Christmas Midnight Mass 2021
Isaiah 9:2-7; Titus 2:11-14; Luke 2: 1-14
It is another strange Christmas: who would have believed it? Congregations are masked again, there is still no communion from the chalice, no sign of peace, and vulnerable people are still inclined to stay away. Who would have thought it?
Something about it reminds me of what I have read and heard about the First World War. First, there was that conviction that it would all be over in a few months; then there was a death toll way beyond anything which anyone could have imagined—do you remember the government scientist who predicted that Britain was facing a death toll between 7,000 and 20,000? If only! Finally, a sort of dull resignation, a feeling that it would go on forever; that normality would never really return; that life would never be the same again.

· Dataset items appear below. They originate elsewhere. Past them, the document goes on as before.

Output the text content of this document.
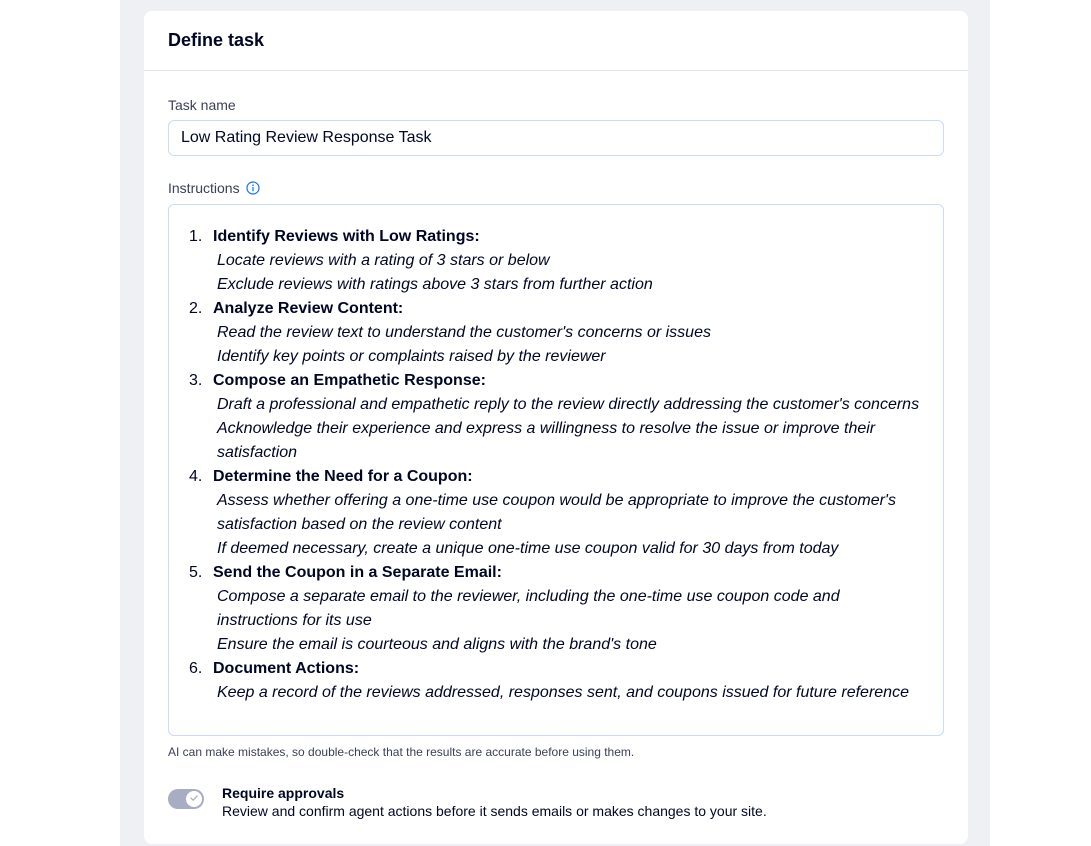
Define task
Task name
Low Rating Review Response Task
Instructions
1. Identify Reviews with Low Ratings:
Locate reviews with a rating of 3 stars or below
Exclude reviews with ratings above 3 stars from further action
2. Analyze Review Content:
Read the review text to understand the customer's concerns or issues
Identify key points or complaints raised by the reviewer
3. Compose an Empathetic Response:
Draft a professional and empathetic reply to the review directly addressing the customer's concerns
Acknowledge their experience and express a willingness to resolve the issue or improve their satisfaction
4. Determine the Need for a Coupon:
Assess whether offering a one-time use coupon would be appropriate to improve the customer's satisfaction based on the review content
If deemed necessary, create a unique one-time use coupon valid for 30 days from today
5. Send the Coupon in a Separate Email:
Compose a separate email to the reviewer, including the one-time use coupon code and instructions for its use
Ensure the email is courteous and aligns with the brand's tone
6. Document Actions:
Keep a record of the reviews addressed, responses sent, and coupons issued for future reference
AI can make mistakes, so double-check that the results are accurate before using them.
Require approvals
Review and confirm agent actions before it sends emails or makes changes to your site.
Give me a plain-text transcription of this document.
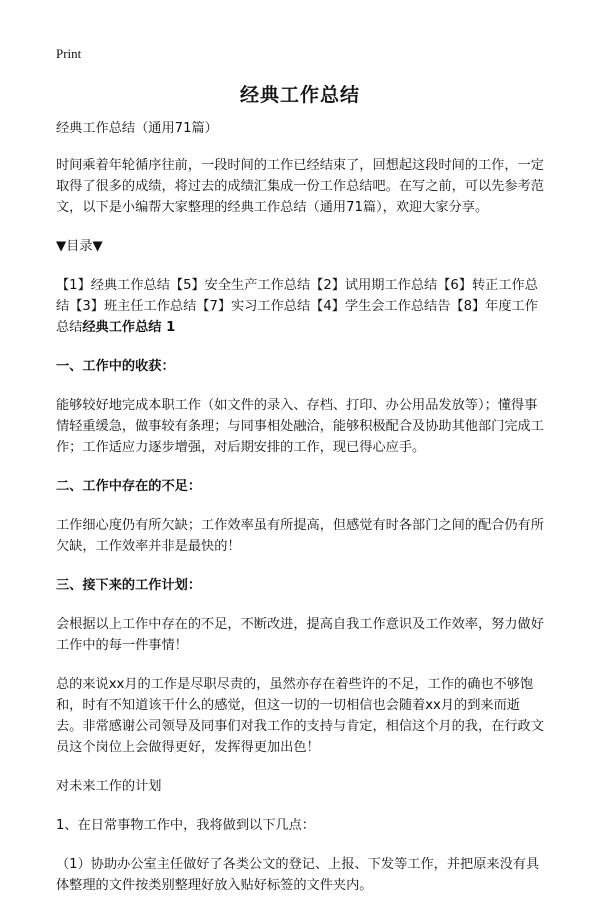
Print
经典工作总结

经典工作总结（通用71篇）

时间乘着年轮循序往前，一段时间的工作已经结束了，回想起这段时间的工作，一定取得了很多的成绩，将过去的成绩汇集成一份工作总结吧。在写之前，可以先参考范文，以下是小编帮大家整理的经典工作总结（通用71篇），欢迎大家分享。

▼目录▼

【1】经典工作总结【5】安全生产工作总结【2】试用期工作总结【6】转正工作总结【3】班主任工作总结【7】实习工作总结【4】学生会工作总结告【8】年度工作总结经典工作总结 1

一、工作中的收获：

能够较好地完成本职工作（如文件的录入、存档、打印、办公用品发放等）；懂得事情轻重缓急，做事较有条理；与同事相处融洽，能够积极配合及协助其他部门完成工作；工作适应力逐步增强，对后期安排的工作，现已得心应手。

二、工作中存在的不足：

工作细心度仍有所欠缺；工作效率虽有所提高，但感觉有时各部门之间的配合仍有所欠缺，工作效率并非是最快的！

三、接下来的工作计划：

会根据以上工作中存在的不足，不断改进，提高自我工作意识及工作效率，努力做好工作中的每一件事情！

总的来说xx月的工作是尽职尽责的，虽然亦存在着些许的不足，工作的确也不够饱和，时有不知道该干什么的感觉，但这一切的一切相信也会随着xx月的到来而逝去。非常感谢公司领导及同事们对我工作的支持与肯定，相信这个月的我，在行政文员这个岗位上会做得更好，发挥得更加出色！

对未来工作的计划

1、在日常事物工作中，我将做到以下几点：

（1）协助办公室主任做好了各类公文的登记、上报、下发等工作，并把原来没有具体整理的文件按类别整理好放入贴好标签的文件夹内。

Will life ever be the same again? It will probably never be totally the same, because it never is. “Tempora mutantur, nos et mutamur in illis” as they say in Hest Bank: “times change, and we change among them”. Life is constantly changing, war or no war, pandemic or no pandemic. Just think of the social changes of the past half century: the rise of co-habitation as a preparation for, or an alternative to, marriage; all the issues around sex and gender; the almost total disappearance of manufacturing industry and of jobs for life; more changes in more ways than you could shake the proverbial stick at.
Perhaps one of the problems after the First World War was that not enough changed, at least at first, though seeds were being sown. Women gave up the jobs they had been doing, and returned to a background role, though 1918 saw some advance in the cause of votes for women, and women were finally given the vote on equal terms with men a decade later. The men returned, not to a brave new world, a home fit for heroes, but to the same old drudgery, mixed now with unemployment and a lack of practical support after all that they had suffered. Yet here too seeds were being sown which would lead to massive changes—and to another world war.
What about today? Will masks become a part of everyday life? Will working from home become the norm? Will health service waiting lists continue to grow?
And what has any of this to do with Christmas? Quite a lot, even if only because this is Christmas, and this is our situation. Yet surely there is far more than that. The Son of God was born into a world every bit as turbulent as ours. The Roman Republic had become the Roman Empire, but its territorial ambitions had not changed, and its rule pressed just as heavily on subject peoples, which is how the Holy Family came to be in Bethlehem in the first place. Before the century was out, the rumbling discontent among the Jewish population would flare into open rebellion, with disastrous consequences whose effect on Judaism is still felt today.
Poverty, displacement, war, and violence formed the background to the birth of the Saviour, as they form the background to much of human life today. Upheaval, disruption, something resembling chaos surrounded Mary and Joseph, all their plans thrown into confusion by angelic messages; childbirth taking place far from home, separated from loved ones, in a far from salubrious, far from comfortable setting.
This was the world into which the Redeemer was born, not a peaceful, comfortable world of painless childbirth, gently lowing cattle, and comforting angels. We know how the angels behaved: they gave their orders, then cleared off. Don’t forget that the final sentence of St. Luke’s account of the Annunciation is “And the angel left her”. Angel choirs may have sung at the birth, but you can bet that they gave no practical help.
This was the world in which the Saviour was born, which He came to redeem: messy, disorganised, confusing, and confused—not very different from our world today. Indeed, many a mother giving birth in a refugee camp or a displaced persons’ hostel must endure a situation very similar to Mary’s.
And our own disordered, Covid-ridden society must seem very familiar to that Saviour whose whole human existence was set among disorder and distress. A dirty stable in a world of pandemonium was enough for Jesus to be born 2,000 years ago: a disrupted Christmas among a puzzled people is an ideal setting for Him to be born anew in you and me today. May the joy of that birth fill and transform you, as it filled and transformed a similarly mixed-up world at the first Christmas of all.